This. No matter how complex, everything in games (and computer graphics in general) is made of triangles. You can add more triangles to make things look even more rounded, but no matter what you'll always find jagged edges if you zoom in close enough.
If you were somehow able to examine the models used in Pixar movies in real time, you'd probably still find some jagged edges if you zoomed in close enough. You'd just have to zoom in a lot more, and since CG movies are all pre-renderd, filmmakers can do whatever they want to hide any flaws that might appear.
Theoretically we could reach a point where we're using so many polygons that you'd have to zoom in to near-microscopic levels to find a jagged edge on a "round" object.
or just make sure polygons are smaller than pixels.
because we use Polygons and not Nurbs. I always wondered why Nurbs didnt take off in the gaming space, probably because of the cost, but still I expected we'd eventually see a shift.
Nurbs are cumbersome to work with, and the surface would still have to be broken down to polygons at render-time(if I'm not mistaken). Nurbs are generally used when precision is important since a nurbs surface is a mathematical equation instead of connected pre-defined points the resolution is infinite.

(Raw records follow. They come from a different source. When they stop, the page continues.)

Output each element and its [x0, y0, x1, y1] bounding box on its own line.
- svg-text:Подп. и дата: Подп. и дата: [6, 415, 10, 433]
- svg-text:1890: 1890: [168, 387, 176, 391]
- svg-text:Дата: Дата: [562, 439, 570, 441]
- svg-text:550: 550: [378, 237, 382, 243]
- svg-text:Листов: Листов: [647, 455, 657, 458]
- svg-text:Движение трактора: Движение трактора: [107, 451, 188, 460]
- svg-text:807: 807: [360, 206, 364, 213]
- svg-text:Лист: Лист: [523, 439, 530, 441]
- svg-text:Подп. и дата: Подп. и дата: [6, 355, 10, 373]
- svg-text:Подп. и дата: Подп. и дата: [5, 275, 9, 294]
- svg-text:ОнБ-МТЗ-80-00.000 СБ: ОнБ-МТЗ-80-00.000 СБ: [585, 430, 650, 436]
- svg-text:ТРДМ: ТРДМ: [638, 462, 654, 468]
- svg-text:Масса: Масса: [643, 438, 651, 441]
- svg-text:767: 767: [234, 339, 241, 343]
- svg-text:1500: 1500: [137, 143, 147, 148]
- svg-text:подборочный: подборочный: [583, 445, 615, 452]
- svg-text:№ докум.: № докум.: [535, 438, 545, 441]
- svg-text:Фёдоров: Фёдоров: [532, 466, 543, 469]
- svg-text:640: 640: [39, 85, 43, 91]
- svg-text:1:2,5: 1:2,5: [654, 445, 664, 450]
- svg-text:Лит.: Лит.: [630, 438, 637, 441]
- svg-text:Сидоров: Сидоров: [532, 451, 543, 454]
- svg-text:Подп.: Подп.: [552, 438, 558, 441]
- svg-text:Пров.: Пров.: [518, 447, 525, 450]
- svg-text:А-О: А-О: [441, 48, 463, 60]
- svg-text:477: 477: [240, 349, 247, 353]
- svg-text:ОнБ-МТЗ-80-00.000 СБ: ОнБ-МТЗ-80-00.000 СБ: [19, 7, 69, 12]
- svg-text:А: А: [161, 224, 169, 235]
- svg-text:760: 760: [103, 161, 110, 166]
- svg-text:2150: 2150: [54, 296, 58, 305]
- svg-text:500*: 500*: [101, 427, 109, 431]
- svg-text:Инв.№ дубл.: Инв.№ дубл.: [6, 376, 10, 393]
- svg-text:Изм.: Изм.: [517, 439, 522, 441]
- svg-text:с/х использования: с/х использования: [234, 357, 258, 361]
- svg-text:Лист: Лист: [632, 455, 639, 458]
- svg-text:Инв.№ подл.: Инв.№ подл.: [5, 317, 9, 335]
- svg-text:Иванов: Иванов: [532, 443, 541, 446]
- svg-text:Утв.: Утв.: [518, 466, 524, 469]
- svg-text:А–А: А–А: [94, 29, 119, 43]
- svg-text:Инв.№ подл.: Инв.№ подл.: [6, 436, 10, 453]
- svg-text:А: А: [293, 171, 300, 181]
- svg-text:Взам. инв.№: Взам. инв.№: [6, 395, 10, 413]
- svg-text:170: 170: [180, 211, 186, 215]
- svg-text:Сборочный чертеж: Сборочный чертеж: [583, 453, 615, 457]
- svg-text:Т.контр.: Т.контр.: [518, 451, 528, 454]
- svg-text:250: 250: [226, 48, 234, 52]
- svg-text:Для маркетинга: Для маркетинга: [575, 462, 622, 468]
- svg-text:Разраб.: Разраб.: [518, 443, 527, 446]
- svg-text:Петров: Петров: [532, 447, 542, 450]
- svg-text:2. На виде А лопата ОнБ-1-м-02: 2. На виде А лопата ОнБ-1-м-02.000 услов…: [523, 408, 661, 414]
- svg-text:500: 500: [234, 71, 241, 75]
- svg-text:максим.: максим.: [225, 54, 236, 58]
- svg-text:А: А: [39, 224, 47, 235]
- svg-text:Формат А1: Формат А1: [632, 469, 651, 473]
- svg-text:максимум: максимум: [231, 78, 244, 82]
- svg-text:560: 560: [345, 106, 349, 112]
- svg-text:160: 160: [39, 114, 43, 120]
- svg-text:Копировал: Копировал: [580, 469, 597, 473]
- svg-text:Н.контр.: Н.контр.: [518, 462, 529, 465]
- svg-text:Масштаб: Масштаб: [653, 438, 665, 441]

When you design a machine using cad software you would use something like nurbs, can't have stuff like that in an inaccurate format as polygons.
I believe you can do 3D modelling with splines, but it's pretty experimental if I remember correctly. It'd give perfect curves, however.
3d-modelling with splines has been around for ages. I remember 10 years ago or so when subd-modelling wasn't very popular, lot's of people used splines to define patch surfaces, it was a total headache compared to the tools we have today.
Also, I'm not 100% sure about this but since a spline still is only a parametrized equation at some point the computer still has to translate it into polygons to actually render it. There is no magic way of getting free perfect curves. But like I said above, if you have the computing power to spare, just make sure each polygon in a curve is smaller than a pixel on screen and the curve will always appear perfect assuming the pixels aren't big enough to see individually.
I'd say something like
open subdiv likely could find it's way into videogamin in the next 5-10 years. Its basically the tech used in cg-animation today. You start out with a lowpoly(for a high-end model that would be maybe 30 k polies for a face, but could be as low as a few thousands and still give good results) and then subdivide it with a smoothing algorithm, finally you apply a displacement map to get extra high frequency detail if you want that look. This will definitively happen when gpus are strong enough to not care about polycounts anymore.(we are approaching that point, shaders, lighting, effects and textures are far more expensive than drawing triangles). It's similar to tessellation but while tessellation just adds extra points without affecting the shape of the object subdiv changes the shape to have a curved surface.